Comentan algunos exégetas que la comparación con Marcos y Mateo muestra cómo ha sabido Lucas hacer que pasara una brisa de humanidad sobre su relato de la Pasión y Crucifixión de Cristo. Así, en el relato de Lucas la muchedumbre es más curiosa que hostil, y finalmente se arrepiente; sólo el tercer evangelio recoge la emocionante escena de las mujeres a las que Jesús llama «Hijas de Jerusalén» en el camino del Calvario –qué orgullosas se sentirían al oírse llamar por el Señor con ese título–; sólo Lucas nos cuenta el diálogo de Jesús en la Cruz con el buen ladrón, etc.

   Quizá esto es así porque la fuente principal de la Pasión en Lucas son las mujeres de Galilea, que tanto protagonismo tienen en su relato. En el evangelio de San Lucas se pone de manifiesto la mirada de la mujer; en las horas dramáticas de la Pasión sólo la mujer sabe descubrir el valor que tienen estos encuentros en los que se manifiesta el corazón compasivo de Jesús. La primera palabra de Jesús en la Cruz según este evangelista es: “Padre, perdónalos porque no saben lo que hacen”. Y Jesús expira con una poderosa palabra de confianza en Dios: “Padre, en tus manos pongo mi espíritu”.

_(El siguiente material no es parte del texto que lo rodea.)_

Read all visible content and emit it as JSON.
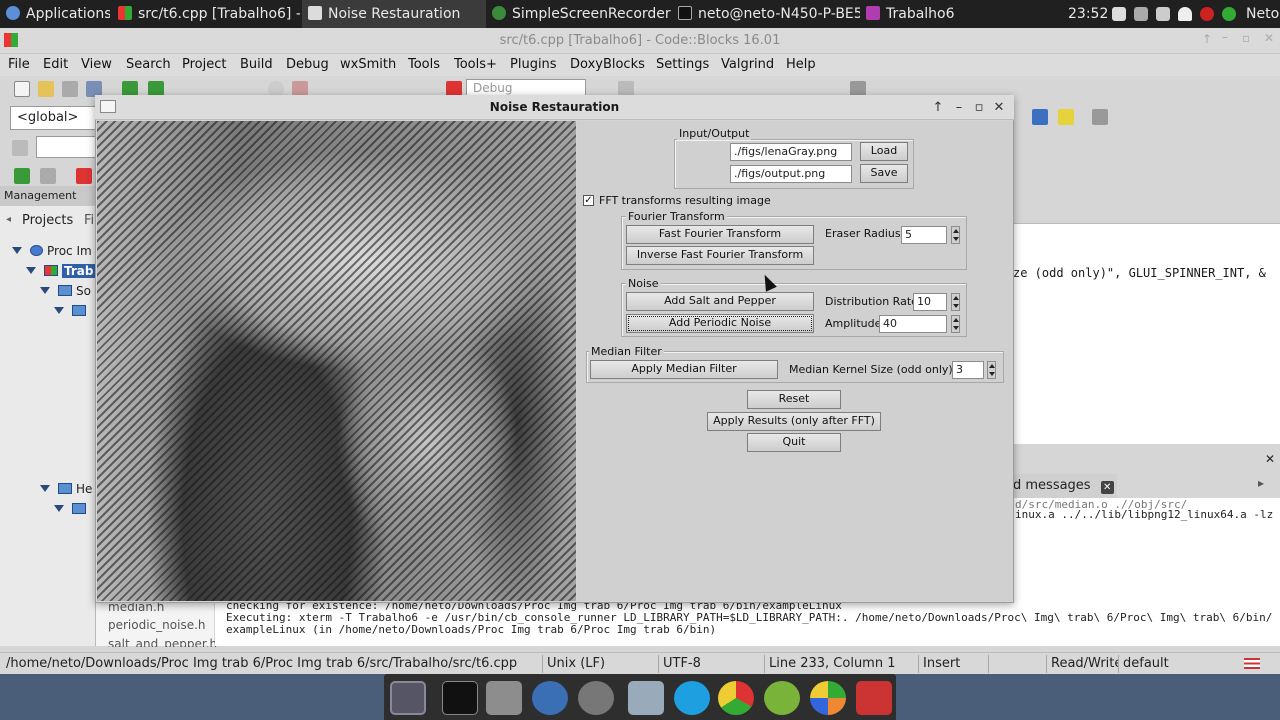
{
  "top_panel": {
    "applications": "Applications",
    "tasks": [
      "src/t6.cpp [Trabalho6] - ...",
      "Noise Restauration",
      "SimpleScreenRecorder",
      "neto@neto-N450-P-BE5...",
      "Trabalho6"
    ],
    "clock": "23:52",
    "user": "Neto"
  },
  "codeblocks": {
    "title": "src/t6.cpp [Trabalho6] - Code::Blocks 16.01",
    "menu": [
      "File",
      "Edit",
      "View",
      "Search",
      "Project",
      "Build",
      "Debug",
      "wxSmith",
      "Tools",
      "Tools+",
      "Plugins",
      "DoxyBlocks",
      "Settings",
      "Valgrind",
      "Help"
    ],
    "build_target": "Debug",
    "scope_combo": "<global>",
    "management": "Management",
    "projects_tab": "Projects",
    "files_tab_partial": "Fi",
    "tree": [
      "Proc Im",
      "Trab",
      "So",
      "He"
    ],
    "editor_line": "ze (odd only)\", GLUI_SPINNER_INT, &",
    "log_tab": "d messages",
    "log_lines": [
      "checking for existence: /home/neto/Downloads/Proc Img trab 6/Proc Img trab 6/bin/exampleLinux",
      "Executing: xterm -T Trabalho6 -e /usr/bin/cb_console_runner LD_LIBRARY_PATH=$LD_LIBRARY_PATH:. /home/neto/Downloads/Proc\\ Img\\ trab\\ 6/Proc\\ Img\\ trab\\ 6/bin/",
      "exampleLinux  (in /home/neto/Downloads/Proc Img trab 6/Proc Img trab 6/bin)"
    ],
    "log_right_1": "d/src/median.o .//obj/src/",
    "log_right_2": "inux.a ../../lib/libpng12_linux64.a -lz",
    "files": [
      "median.h",
      "periodic_noise.h",
      "salt_and_pepper.h"
    ],
    "status": {
      "path": "/home/neto/Downloads/Proc Img trab 6/Proc Img trab 6/src/Trabalho/src/t6.cpp",
      "eol": "Unix (LF)",
      "encoding": "UTF-8",
      "position": "Line 233, Column 1",
      "mode": "Insert",
      "access": "Read/Write",
      "profile": "default"
    }
  },
  "noise_window": {
    "title": "Noise Restauration",
    "io": {
      "group_label": "Input/Output",
      "input_path": "./figs/lenaGray.png",
      "output_path": "./figs/output.png",
      "load_label": "Load",
      "save_label": "Save"
    },
    "fft_checkbox_label": "FFT transforms resulting image",
    "fft_checkbox_mark": "✓",
    "fourier": {
      "group_label": "Fourier Transform",
      "fft_button": "Fast Fourier Transform",
      "ifft_button": "Inverse Fast Fourier Transform",
      "eraser_label": "Eraser Radius",
      "eraser_value": "5"
    },
    "noise": {
      "group_label": "Noise",
      "salt_button": "Add Salt and Pepper",
      "periodic_button": "Add Periodic Noise",
      "distribution_label": "Distribution Rate",
      "distribution_value": "10",
      "amplitude_label": "Amplitude",
      "amplitude_value": "40"
    },
    "median": {
      "group_label": "Median Filter",
      "apply_button": "Apply Median Filter",
      "kernel_label": "Median Kernel Size (odd only)",
      "kernel_value": "3"
    },
    "reset_button": "Reset",
    "apply_results_button": "Apply Results (only after FFT)",
    "quit_button": "Quit"
  },
  "colors": {
    "top_panel": "#202020",
    "window_bg": "#d4d4d4",
    "dock": "#2e2e2e"
  }
}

   San Lucas nos dice al comienzo de su Evangelio que ha compuesto su relato acudiendo a los testigos de los acontecimientos. Testigo principal de su Evangelio es María, la Madre de Jesús, y no me cabe duda que entre los testigos a los que el evangelista ha acudido para dejarnos su relato de la Pasión han estado las mujeres de Galilea. Por eso su narración es tan humana. Cuántas cosas tenemos que agradecer a estas mujeres admirables.